October 2, 2018 - Carmakers are pulling few punches about the costs of a hard Brexit as talks between the U.K. and the European Union fail to find common ground.
That’s looking likelier as the U.K. fights over its negotiating stance, stalling progress toward a potential agreement that would soften its departure from the European Union next year.
BMW AG “would be forced to build in the Netherlands,” Chief Executive Officer Harald Krueger told reporters Tuesday at the Paris Motor Show. “If there is no solution, then there will only be losers on both sides.”
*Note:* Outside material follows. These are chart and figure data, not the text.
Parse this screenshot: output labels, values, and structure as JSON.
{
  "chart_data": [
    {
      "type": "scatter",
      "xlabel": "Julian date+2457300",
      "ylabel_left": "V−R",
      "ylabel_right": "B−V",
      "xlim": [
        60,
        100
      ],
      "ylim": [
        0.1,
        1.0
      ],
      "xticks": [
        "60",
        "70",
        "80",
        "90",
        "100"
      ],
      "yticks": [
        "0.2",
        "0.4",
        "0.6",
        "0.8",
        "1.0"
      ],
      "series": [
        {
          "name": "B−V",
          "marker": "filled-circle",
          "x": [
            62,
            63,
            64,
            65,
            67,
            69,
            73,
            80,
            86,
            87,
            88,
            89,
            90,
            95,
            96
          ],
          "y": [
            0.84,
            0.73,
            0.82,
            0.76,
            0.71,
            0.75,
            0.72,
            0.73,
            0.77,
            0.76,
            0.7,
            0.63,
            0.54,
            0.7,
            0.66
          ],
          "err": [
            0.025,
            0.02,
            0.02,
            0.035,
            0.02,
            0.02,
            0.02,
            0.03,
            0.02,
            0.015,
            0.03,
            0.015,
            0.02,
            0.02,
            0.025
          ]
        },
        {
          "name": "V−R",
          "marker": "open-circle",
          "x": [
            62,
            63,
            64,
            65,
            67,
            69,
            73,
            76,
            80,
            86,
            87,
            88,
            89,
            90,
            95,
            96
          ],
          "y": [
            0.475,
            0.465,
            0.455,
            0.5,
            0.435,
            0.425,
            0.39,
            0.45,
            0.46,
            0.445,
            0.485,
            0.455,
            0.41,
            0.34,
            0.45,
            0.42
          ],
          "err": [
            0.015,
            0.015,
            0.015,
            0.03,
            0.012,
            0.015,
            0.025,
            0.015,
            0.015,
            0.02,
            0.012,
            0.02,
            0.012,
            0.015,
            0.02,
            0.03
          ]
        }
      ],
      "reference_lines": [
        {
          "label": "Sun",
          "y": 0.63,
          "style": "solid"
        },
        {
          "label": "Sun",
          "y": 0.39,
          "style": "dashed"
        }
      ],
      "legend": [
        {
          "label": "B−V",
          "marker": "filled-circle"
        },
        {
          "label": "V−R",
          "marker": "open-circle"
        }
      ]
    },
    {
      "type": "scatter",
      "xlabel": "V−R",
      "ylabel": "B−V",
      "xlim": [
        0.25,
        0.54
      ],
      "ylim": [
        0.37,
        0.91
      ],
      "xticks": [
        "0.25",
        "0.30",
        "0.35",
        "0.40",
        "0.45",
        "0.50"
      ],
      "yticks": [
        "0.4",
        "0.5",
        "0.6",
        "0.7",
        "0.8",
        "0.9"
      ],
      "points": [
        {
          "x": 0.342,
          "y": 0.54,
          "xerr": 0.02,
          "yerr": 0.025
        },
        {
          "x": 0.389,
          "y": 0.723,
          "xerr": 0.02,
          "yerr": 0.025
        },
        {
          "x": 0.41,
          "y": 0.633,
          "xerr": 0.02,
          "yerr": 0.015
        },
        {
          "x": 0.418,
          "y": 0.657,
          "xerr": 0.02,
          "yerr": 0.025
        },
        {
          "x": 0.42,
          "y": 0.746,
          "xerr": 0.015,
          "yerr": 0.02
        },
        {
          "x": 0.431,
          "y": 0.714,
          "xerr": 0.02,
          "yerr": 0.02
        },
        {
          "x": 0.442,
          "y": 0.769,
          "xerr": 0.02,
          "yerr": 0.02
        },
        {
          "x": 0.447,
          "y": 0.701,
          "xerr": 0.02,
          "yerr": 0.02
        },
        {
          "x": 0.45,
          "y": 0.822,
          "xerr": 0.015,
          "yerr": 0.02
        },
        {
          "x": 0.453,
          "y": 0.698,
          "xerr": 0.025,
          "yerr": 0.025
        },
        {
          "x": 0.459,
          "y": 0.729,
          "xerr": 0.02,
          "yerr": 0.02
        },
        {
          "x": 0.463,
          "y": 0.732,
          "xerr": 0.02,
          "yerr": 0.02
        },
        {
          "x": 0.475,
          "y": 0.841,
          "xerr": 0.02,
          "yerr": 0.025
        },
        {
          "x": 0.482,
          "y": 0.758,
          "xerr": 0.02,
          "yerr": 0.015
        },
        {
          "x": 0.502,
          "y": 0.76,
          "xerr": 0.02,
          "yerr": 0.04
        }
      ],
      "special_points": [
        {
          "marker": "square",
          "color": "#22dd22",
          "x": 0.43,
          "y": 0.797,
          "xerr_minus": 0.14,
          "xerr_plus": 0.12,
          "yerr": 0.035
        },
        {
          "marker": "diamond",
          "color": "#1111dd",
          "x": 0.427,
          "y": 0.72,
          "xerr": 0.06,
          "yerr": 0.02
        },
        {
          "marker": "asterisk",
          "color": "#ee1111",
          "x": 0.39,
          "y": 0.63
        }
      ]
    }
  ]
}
The stark warnings from the car industry come as Prime Minister Theresa May tries to reach an agreement before November and handle vocal opposition within her government. While risks of crashing out on March 29 without a deal are mounting, the Confederation of British Industry has estimated that the costs for businesses in the lead up have already run into the billions of pounds.
A hard Brexit would worsen the situation, car executives warned. Weekly revenue of about 60 million pounds ($78 million) that Toyota Motor Corp. generates from its England plant risks being disrupted, the Japanese carmaker’s president for Europe, Johan van Zyl, said in an interview in Paris. The company would temporarily halt its plant in Burnaston, England.
BMW has said it would bring forward a four-week stoppage for routine maintenance at its Oxford factory from the summer to April 1, the date the U.K. is slated to leave the EU, while Jaguar Land Rover, the country’s biggest automaker, is weighing a similar move.
Disorderly Brexit scenarios are worrying and “extraordinarily sad,” said Daimler AG Chief CEO Dieter Zetsche.
Automakers and their U.K. industry group, the Society of Motor Manufacturers and Traders, have been warning since shortly after the June 2016 vote that any Brexit scenario involving customs checks or import duties would be a disaster for the industry. The SMMT estimates 186,000 people are employed directly in automotive manufacturing across the U.K., and 80 percent of the cars made in the country are exported—most of those to the EU.
One problem for carmakers stems from their just-in-time supply chains to move parts between sites. On Monday, van Zyl said that Toyota’s Burnaston plant only has four hours of parts on hand and must constantly restock those in sequence, with an average of 50 trucks carrying components into the U.K. from the EU each day. Holding more components to offset logistics delays would increase costs, he said.
Carmakers still haven’t given up hope that a deal on Brexit will be struck. PSA Group CEO Carlos Tavares pleaded for politicians to reach an accord or business could face dire consequences. “There needs to be a deal,” he told reporters.
In the event of a hard Brexit, the maker of Peugeot, Citroen and DS vehicles would enter into talks with unions in the U.K. before taking any tough decisions on production, Tavares said. While acknowledging the real prospect of bottlenecks at border crossings, he said it’s “too early” to start worrying. That time could come in in January.
PSA has factories on both sides of the English Channel after acquiring the Opel and Vauxhall brands from General Motors Co. last year. Vauxhall makes vehicles in Luton and Ellesmere Port in England.
For now, Jaguar Land Rover said it’s working hard on contingency plans. The company has spent in the low double-digit millions of pounds on measures like training staff to fill in customs declaration forms. That includes the development of artificial intelligence systems.
“We’ve been leaving no stone unturned to prepare for various scenarios,” Hanno Kirner, head of strategy for the maker of the electric I-Pace, told reporters at the show. “But in the end, it’s a situation that’s very tough to prepare for.”